The condition is caused by inhaling specific environmental allergens—in Fogelman’s case, feathers. As a child, she had parakeets as pets and eventually developed an allergy to all types of feathers, including those in pillows, blankets and jackets. As a result, her lung condition worsened.
She and her doctors tried everything to improve her breathing, including immunosuppressants and steroids to reduce inflammation, and Fogelman said her lungs were “decent” for a while.
Then, in 2018, she developed an infection that would be pivotal for her health. “I had six to eight lung collapses from 2018 to 2019,” she recalled.
Despite that, Fogelman managed to continue her nursing training at Wesley College in Dover, Del.
But soon after graduation, she got pneumonia and lost all remaining lung function. She was placed on the emergency transplant waiting list.
On June 24, 2019, after a couple of disappointments, she received her new lungs.
It was the 100th transplant surgery at Johns Hopkins for her surgeon Dr. Errol Bush, who is thrilled to have Fogelman back at Hopkins—as a nurse.
“She is an amazing nurse because of what she has been through,” said Bush, surgical director of Hopkins’ advanced lung disease and lung transplant program.
Fogelman’s transplant surgery was a success, though it had an unexpected wrinkle: The lower lobe of her new right lung had to be removed during the operation so it could better fit in her small chest cavity.
Though she is not directly treating patients with COVID-19 or other infectious lung diseases, the hope is that she will see more lung transplant patients once the pandemic is under control. The medications she takes to prevent organ rejection make her more susceptible to infections like COVID-19.
Fogelman is one of the lucky ones, Bush said. Many donor lungs are too damaged to transplant safely due to underlying disease or time spent on mechanical breathing machines, he said.
“She knows how it feels to be intubated and waiting for lungs,” Bush said. “We went through multiple donors and letdowns when lungs weren’t good.”
It all gives nurse Fogelman a special sensitivity to patients.

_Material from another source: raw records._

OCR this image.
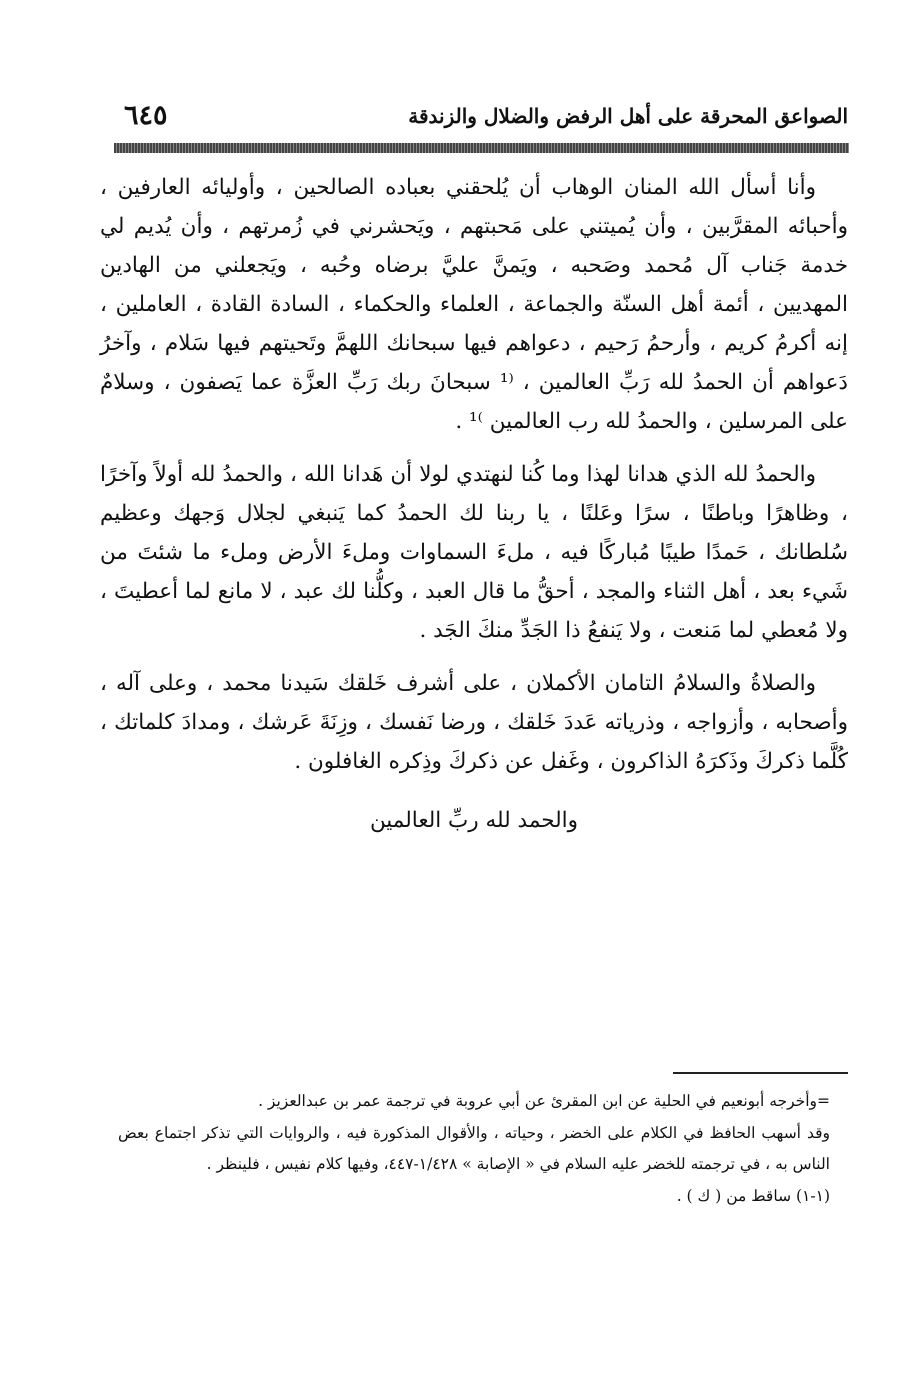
٦٤٥	الصواعق المحرقة على أهل الرفض والضلال والزندقة

وأنا أسأل الله المنان الوهاب أن يُلحقني بعباده الصالحين ، وأوليائه العارفين ، وأحبائه المقرَّبين ، وأن يُميتني على مَحبتهم ، ويَحشرني في زُمرتهم ، وأن يُديم لي خدمة جَناب آل مُحمد وصَحبه ، ويَمنَّ عليَّ برضاه وحُبه ، ويَجعلني من الهادين المهديين ، أئمة أهل السنّة والجماعة ، العلماء والحكماء ، السادة القادة ، العاملين ، إنه أكرمُ كريم ، وأرحمُ رَحيم ، دعواهم فيها سبحانك اللهمَّ وتَحيتهم فيها سَلام ، وآخرُ دَعواهم أن الحمدُ لله رَبِّ العالمين ، ⁽¹ سبحانَ ربك رَبِّ العزَّة عما يَصفون ، وسلامٌ على المرسلين ، والحمدُ لله رب العالمين ⁾¹ .

والحمدُ لله الذي هدانا لهذا وما كُنا لنهتدي لولا أن هَدانا الله ، والحمدُ لله أولاً وآخرًا ، وظاهرًا وباطنًا ، سرًا وعَلنًا ، يا ربنا لك الحمدُ كما يَنبغي لجلال وَجهك وعظيم سُلطانك ، حَمدًا طيبًا مُباركًا فيه ، ملءَ السماوات وملءَ الأرض وملء ما شئتَ من شَيء بعد ، أهل الثناء والمجد ، أحقُّ ما قال العبد ، وكلُّنا لك عبد ، لا مانع لما أعطيتَ ، ولا مُعطي لما مَنعت ، ولا يَنفعُ ذا الجَدِّ منكَ الجَد .

والصلاةُ والسلامُ التامان الأكملان ، على أشرف خَلقك سَيدنا محمد ، وعلى آله ، وأصحابه ، وأزواجه ، وذرياته عَددَ خَلقك ، ورضا نَفسك ، وزِنَةَ عَرشك ، ومدادَ كلماتك ، كُلَّما ذكركَ وذَكرَهُ الذاكرون ، وغَفل عن ذكركَ وذِكره الغافلون .

والحمد لله ربِّ العالمين

=وأخرجه أبونعيم في الحلية عن ابن المقرئ عن أبي عروبة في ترجمة عمر بن عبدالعزيز .

وقد أسهب الحافظ في الكلام على الخضر ، وحياته ، والأقوال المذكورة فيه ، والروايات التي تذكر اجتماع بعض الناس به ، في ترجمته للخضر عليه السلام في « الإصابة » ١/٤٢٨-٤٤٧، وفيها كلام نفيس ، فلينظر .

(١-١) ساقط من ( ك ) .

“She can answer questions like, “Is it painful?” and help relieve anxiety and offer support in ways that the rest of our care members aren’t able to do,” Bush said.

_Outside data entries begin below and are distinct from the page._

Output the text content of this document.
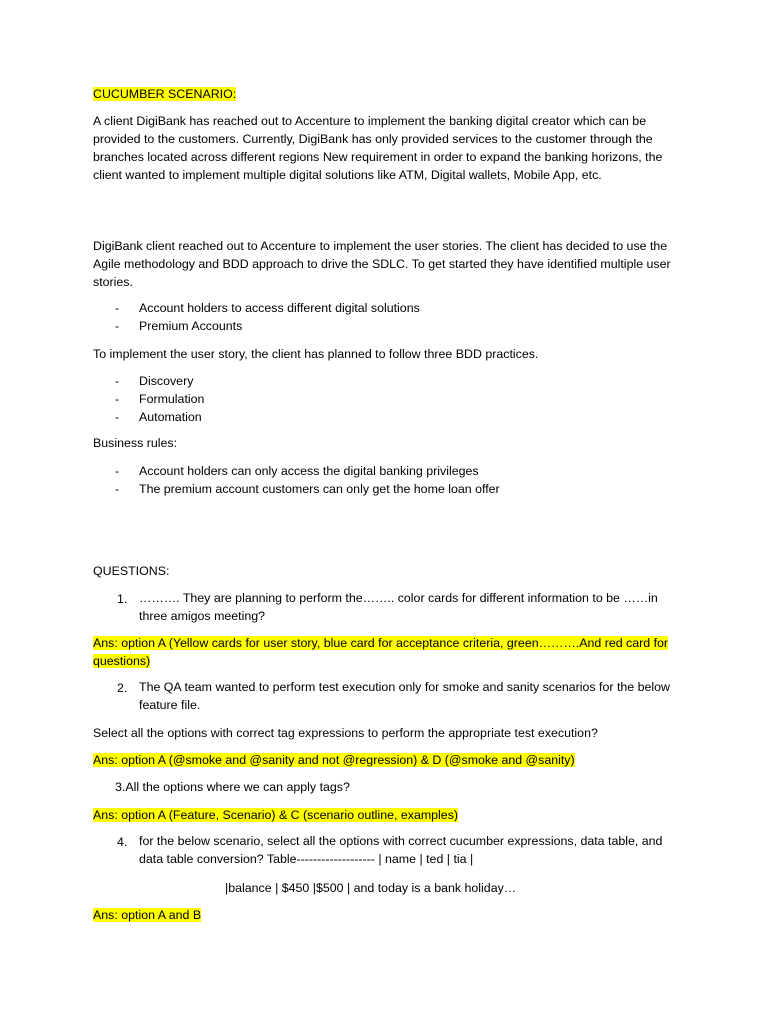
CUCUMBER SCENARIO:

A client DigiBank has reached out to Accenture to implement the banking digital creator which can be provided to the customers. Currently, DigiBank has only provided services to the customer through the branches located across different regions New requirement in order to expand the banking horizons, the client wanted to implement multiple digital solutions like ATM, Digital wallets, Mobile App, etc.

DigiBank client reached out to Accenture to implement the user stories. The client has decided to use the Agile methodology and BDD approach to drive the SDLC. To get started they have identified multiple user stories.

- Account holders to access different digital solutions
- Premium Accounts

To implement the user story, the client has planned to follow three BDD practices.

- Discovery
- Formulation
- Automation

Business rules:

- Account holders can only access the digital banking privileges
- The premium account customers can only get the home loan offer

QUESTIONS:

1. ………. They are planning to perform the…….. color cards for different information to be ……in three amigos meeting?

Ans: option A (Yellow cards for user story, blue card for acceptance criteria, green……….And red card for questions)

2. The QA team wanted to perform test execution only for smoke and sanity scenarios for the below feature file.

Select all the options with correct tag expressions to perform the appropriate test execution?

Ans: option A (@smoke and @sanity and not @regression) & D (@smoke and @sanity)

3.All the options where we can apply tags?

Ans: option A (Feature, Scenario) & C (scenario outline, examples)

4. for the below scenario, select all the options with correct cucumber expressions, data table, and data table conversion? Table------------------- | name | ted | tia |

|balance | $450 |$500 | and today is a bank holiday…

Ans: option A and B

Waiting for new lungs was hard, Fogelman added.
“I empathize with patients who feel helpless and don’t see the light at the end of tunnel,” she said. “You are always getting bad news, and that’s how I felt for so long.”
All the time in the hospital waiting for new lungs left her a bit out of shape, but Fogelman feels “really good,” she said.
“I can do everything,” she said. “I can run and walk upstairs.”
She is vocal about the benefits and importance of organ donation.